- I didn't read the fp manual before making this dough (but I did read it afterwards and learned some very useful info!) My machine struggled a bit, since I had just dumped all the ingredients in at the same time, as I would have in a mixer. What I didn't know, but do now, is that in a fp you mix the dry ingredients first, then leave the motor running and add the liquid slowly, letting it get incorporated before adding more. And it's FAST.
- Right when I was ready to transfer the dough to the counter for some hand kneading, I realized I'd forgotten the yeast! So I added it, processed briefly, and then kneaded on the counter for a short time. The dough was ready. Even though it wasn't pretty or elegant in execution, the fp really got the job done on bread dough kneading.

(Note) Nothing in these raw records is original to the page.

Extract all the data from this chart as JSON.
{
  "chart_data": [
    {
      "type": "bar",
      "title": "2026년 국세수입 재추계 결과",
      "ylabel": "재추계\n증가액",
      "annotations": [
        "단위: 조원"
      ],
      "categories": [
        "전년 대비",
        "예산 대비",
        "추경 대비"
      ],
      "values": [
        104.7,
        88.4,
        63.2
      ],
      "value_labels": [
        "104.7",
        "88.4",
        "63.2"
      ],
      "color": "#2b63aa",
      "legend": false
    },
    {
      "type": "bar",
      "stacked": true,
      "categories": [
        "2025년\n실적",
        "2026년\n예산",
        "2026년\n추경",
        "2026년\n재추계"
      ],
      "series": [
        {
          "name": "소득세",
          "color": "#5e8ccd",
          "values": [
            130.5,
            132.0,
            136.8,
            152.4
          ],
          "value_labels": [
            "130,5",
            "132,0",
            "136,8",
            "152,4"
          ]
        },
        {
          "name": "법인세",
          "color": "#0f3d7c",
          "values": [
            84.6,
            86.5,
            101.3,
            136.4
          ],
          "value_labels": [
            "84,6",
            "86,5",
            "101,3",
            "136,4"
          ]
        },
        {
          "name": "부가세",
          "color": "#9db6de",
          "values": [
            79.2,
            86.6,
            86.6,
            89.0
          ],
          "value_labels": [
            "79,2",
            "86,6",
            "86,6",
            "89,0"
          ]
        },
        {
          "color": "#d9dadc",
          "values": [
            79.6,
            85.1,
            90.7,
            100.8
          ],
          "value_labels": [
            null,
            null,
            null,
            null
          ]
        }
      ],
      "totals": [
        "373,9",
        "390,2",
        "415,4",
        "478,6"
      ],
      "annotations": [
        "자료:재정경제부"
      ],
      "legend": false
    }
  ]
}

- For the bulk rise, the dough doubled in an hour in a warm spot.
- I shaped the loaf, put it in a bread pan and left it to proof. It rose 1"+ over the rim in about 45 minutes.
- The bread was golden and fully baked in 33 minutes at 350 degrees.
This bread has a wonderful texture and it slices beautifully. We loved it toasted, and it would be great for sandwiches. Although it rose nicely, each slice has a good bit of substance, moistness, and chewiness. I love the balance of whole grain and slight taste of sweet nuttiness from the pecans. It tastes great just by itself!
I love working with this dough. It is a pleasure to handle, rises very well, and produces a delicious loaf of bread. If you are looking for a straightforward yeast bread recipe that tastes delicious, this is a great candidate. It's certainly destined to be a regular in my kitchen. In fact I've already made the bread again. The 2nd time it rose like crazy:
I sent the loaf with my husband for a weekend of hiking with his brother. They loved it as toast and in sandwiches.
We go through a lot of bread, especially for toast in the morning. This is why, incidentally, you see so many of my yeast adventures featuring bread baked in standard loaf pans. For several months I've been baking a couple of loaves a week. I do repeat our favorites, but the allure of trying new bread recipes is quite strong. This is leaving me with a long backlog of yeast posts and right now I'm trying to figure out how to catch up in my bread posting!
The recipe says: "If you use the smaller pan, the bread will rise very high and a bit outwards, forming a slight "mushroom" shape."